Sarebbe la lotta agli sprechi, a quel che ho capito, a permettere – nelle intenzioni del governo - di recuperare somme consistenti. Questa possibilità esiste. Tanto più se richiederà la collaborazione di quei due pilastri del nostro Paese che sono la Guardia di Finanza e l’Autorità anti-corruzione. Proprio l’Anac ha calcolato che, solo sui dispositivi per il diabete, si potrebbe risparmiare fino a 215 milioni. Nessuno capisce perché un ago penna per iniettare  l’insulina possa costare da 1,5 euro (in Liguria) a 16 euro (nel Lazio). Il problema è nei metodi usati dalle regioni per aggiudicare le gare. A tal proposito, se l’attuale vuole davvero essere ricordato come il governo del cambiamento, un piano per centralizzare la spesa sanitaria andrebbe messo in cantiere, come proprio su queste colonne qualche numero fa ha proposto Enrico Cisnetto.

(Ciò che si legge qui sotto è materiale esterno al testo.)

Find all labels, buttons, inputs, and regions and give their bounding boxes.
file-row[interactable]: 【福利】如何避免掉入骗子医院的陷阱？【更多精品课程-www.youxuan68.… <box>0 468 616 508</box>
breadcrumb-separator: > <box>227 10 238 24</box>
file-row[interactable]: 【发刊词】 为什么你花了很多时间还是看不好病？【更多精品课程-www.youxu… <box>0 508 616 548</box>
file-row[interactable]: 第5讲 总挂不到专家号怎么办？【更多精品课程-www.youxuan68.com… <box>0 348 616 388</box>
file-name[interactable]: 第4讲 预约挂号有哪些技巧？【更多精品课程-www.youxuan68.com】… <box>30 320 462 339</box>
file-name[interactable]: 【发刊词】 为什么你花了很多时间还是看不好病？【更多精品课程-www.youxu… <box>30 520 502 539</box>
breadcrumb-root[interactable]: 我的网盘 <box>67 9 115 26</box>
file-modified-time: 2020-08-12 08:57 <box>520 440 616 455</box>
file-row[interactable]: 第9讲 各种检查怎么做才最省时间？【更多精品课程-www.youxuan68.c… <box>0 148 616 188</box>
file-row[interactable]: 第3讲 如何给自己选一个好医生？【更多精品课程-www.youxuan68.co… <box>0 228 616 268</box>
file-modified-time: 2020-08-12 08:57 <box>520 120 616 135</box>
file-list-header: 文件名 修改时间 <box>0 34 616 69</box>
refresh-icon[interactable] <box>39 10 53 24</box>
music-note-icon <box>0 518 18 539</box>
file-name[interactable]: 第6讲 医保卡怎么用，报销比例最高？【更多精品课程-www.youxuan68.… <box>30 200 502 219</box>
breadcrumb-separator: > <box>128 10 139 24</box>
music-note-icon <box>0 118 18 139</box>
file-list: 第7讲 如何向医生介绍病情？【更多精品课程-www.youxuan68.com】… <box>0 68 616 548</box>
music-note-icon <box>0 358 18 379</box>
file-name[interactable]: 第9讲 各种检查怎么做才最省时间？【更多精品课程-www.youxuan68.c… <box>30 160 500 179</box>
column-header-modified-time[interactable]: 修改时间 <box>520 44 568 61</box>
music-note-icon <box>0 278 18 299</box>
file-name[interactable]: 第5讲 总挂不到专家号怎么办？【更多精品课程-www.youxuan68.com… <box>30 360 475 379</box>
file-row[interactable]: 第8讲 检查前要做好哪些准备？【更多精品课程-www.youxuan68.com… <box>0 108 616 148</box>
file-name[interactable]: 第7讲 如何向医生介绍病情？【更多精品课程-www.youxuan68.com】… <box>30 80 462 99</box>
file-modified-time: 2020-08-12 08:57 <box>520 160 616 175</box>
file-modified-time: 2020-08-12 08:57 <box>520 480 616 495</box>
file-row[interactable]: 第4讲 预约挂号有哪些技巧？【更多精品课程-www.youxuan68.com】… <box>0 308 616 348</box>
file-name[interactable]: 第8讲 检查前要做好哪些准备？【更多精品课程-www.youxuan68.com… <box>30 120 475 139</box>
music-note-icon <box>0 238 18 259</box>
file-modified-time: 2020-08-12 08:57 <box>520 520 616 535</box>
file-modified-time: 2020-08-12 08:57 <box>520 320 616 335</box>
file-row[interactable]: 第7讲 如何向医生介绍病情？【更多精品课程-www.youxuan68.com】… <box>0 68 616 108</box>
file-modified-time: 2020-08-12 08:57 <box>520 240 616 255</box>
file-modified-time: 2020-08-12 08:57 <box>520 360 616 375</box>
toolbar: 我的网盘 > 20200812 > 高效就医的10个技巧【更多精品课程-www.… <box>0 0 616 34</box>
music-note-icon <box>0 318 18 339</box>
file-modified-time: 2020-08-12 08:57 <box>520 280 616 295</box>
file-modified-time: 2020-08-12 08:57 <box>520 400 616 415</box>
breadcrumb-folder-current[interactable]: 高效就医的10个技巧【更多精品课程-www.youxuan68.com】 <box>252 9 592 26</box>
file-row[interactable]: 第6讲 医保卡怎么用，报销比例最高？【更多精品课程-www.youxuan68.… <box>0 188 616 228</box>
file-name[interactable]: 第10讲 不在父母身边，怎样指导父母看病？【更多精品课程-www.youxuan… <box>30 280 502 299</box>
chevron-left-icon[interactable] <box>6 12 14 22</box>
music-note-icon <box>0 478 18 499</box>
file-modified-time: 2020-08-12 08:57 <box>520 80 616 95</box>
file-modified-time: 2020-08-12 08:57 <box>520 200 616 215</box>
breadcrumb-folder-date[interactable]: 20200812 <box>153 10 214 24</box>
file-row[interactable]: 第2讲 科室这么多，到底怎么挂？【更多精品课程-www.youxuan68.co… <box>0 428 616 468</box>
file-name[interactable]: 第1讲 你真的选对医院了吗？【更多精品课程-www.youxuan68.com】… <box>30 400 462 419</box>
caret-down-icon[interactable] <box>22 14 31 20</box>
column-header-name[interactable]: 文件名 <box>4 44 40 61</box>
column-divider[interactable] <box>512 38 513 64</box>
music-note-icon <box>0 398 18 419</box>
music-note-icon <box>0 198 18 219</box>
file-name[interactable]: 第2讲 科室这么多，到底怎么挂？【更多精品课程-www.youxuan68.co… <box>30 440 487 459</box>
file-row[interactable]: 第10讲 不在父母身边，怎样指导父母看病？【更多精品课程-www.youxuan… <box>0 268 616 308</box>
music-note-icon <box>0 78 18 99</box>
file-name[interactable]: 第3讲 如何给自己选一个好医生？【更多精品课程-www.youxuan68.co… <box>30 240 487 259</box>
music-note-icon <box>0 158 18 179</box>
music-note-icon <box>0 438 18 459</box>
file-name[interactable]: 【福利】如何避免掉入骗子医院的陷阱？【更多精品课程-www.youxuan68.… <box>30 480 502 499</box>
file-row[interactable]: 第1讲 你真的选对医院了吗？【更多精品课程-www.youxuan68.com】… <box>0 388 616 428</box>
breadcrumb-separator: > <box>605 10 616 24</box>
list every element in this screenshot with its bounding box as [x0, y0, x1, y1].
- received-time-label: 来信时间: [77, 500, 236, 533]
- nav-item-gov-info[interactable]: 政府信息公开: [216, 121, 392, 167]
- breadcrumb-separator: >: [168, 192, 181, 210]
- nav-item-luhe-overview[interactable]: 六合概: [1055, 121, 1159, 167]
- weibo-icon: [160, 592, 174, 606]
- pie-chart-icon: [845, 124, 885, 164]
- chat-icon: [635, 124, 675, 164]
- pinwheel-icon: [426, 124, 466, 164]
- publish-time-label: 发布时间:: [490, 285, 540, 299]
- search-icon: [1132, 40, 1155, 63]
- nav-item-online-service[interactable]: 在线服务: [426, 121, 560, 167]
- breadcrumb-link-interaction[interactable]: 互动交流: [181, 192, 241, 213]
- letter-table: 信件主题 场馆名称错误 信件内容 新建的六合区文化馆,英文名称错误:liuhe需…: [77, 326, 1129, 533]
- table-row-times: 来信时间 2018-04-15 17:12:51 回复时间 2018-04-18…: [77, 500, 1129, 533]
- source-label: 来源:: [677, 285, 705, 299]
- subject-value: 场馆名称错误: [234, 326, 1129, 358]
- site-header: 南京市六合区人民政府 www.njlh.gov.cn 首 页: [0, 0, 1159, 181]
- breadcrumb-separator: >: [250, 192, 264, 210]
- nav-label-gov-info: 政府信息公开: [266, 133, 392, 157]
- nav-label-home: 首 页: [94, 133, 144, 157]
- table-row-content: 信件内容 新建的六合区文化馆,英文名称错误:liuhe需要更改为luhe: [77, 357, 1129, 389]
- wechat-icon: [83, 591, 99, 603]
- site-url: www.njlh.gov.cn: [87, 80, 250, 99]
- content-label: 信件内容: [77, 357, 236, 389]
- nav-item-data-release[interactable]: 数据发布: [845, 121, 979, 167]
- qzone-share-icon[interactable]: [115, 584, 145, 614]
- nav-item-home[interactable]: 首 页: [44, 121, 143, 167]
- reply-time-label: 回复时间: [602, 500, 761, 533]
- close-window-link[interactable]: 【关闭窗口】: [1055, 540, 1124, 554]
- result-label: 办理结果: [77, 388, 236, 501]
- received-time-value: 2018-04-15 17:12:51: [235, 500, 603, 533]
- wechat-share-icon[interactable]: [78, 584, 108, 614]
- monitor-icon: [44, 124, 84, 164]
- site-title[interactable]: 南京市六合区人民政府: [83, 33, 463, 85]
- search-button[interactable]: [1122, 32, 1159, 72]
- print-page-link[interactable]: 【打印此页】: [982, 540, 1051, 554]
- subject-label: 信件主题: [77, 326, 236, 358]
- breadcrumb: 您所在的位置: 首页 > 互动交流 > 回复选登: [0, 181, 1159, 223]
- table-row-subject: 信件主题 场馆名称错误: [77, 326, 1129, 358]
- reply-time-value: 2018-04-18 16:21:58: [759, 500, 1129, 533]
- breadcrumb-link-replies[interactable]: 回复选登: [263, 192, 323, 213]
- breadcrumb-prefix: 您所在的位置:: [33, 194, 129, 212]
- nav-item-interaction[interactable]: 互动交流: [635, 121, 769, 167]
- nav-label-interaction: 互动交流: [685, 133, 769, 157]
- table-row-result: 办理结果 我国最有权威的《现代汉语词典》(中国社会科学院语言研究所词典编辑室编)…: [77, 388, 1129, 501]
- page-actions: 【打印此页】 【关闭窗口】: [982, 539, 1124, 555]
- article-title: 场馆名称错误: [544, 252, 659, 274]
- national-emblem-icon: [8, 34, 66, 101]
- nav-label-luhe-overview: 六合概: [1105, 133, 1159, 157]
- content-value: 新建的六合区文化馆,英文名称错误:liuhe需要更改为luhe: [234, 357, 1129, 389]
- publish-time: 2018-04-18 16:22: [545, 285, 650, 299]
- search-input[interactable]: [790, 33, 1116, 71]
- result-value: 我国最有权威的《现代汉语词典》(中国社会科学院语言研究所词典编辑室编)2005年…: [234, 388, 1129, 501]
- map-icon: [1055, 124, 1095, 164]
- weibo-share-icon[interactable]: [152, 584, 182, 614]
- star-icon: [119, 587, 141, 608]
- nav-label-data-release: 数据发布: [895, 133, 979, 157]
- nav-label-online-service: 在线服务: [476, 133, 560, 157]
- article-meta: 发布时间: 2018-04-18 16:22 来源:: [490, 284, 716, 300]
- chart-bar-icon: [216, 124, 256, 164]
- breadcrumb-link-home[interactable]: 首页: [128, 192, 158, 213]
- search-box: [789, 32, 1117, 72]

Un’altra grande riforma meriterebbe attenzione: il travaso verso l’amministrazione pubblica dei  18 miliardi erogati come assegno di accompagnamento ai non autosufficienti. La Francia l’ha realizzata e l’intera società ne ha ricevuto un enorme beneficio, in termini di qualità del servizio, occupazione, ricadute economiche,  come ha dimostrato una ricerca della CNA che la nostra rivista è stata tra i pochi media a dettagliare.

Non sono riforme di sua esclusiva competenza, lo so, ma io mi permetto di chiederle di più: un’altra invasione di campo. L’Italia ha bisogno estremo di medici (e di ogni tipologia di personale sanitario). Via quindi a numeri chiusi e barriere frutto di interessi di caste e casterelle. E via nel brevissimo periodo, non a babbo morto. Nel giro di pochi anni – lo abbiamo calcolato tempo fa, anticipando gli allarmi di questi giorni – mancheranno al nostro sistema 45mila medici, di cui 20mila ospedalieri. Un dramma, soprattutto per i meno abbienti e, in genere, per anziani e famiglie con minori e con invalidi. Un’emergenza forse più grave di altre: il lavoro, l’immigrazione, la sicurezza. Per combatterla ha bisogno di alleati. Le consigliamo anche di raccordarsi con l’industria farmaceutica nazionale, un’eccellenza di assoluto valore mondiale.

Un’agenda da far tremare le vene ai polsi, ne sono consapevole. Addirittura una Fatica di Sisifo? Mi auguro di no. Che sia una fatica enorme, ai limiti dell’impossibile, senz’altro, magari però non di Sisifo. Glielo auguro. Per lei e soprattutto per gli italiani.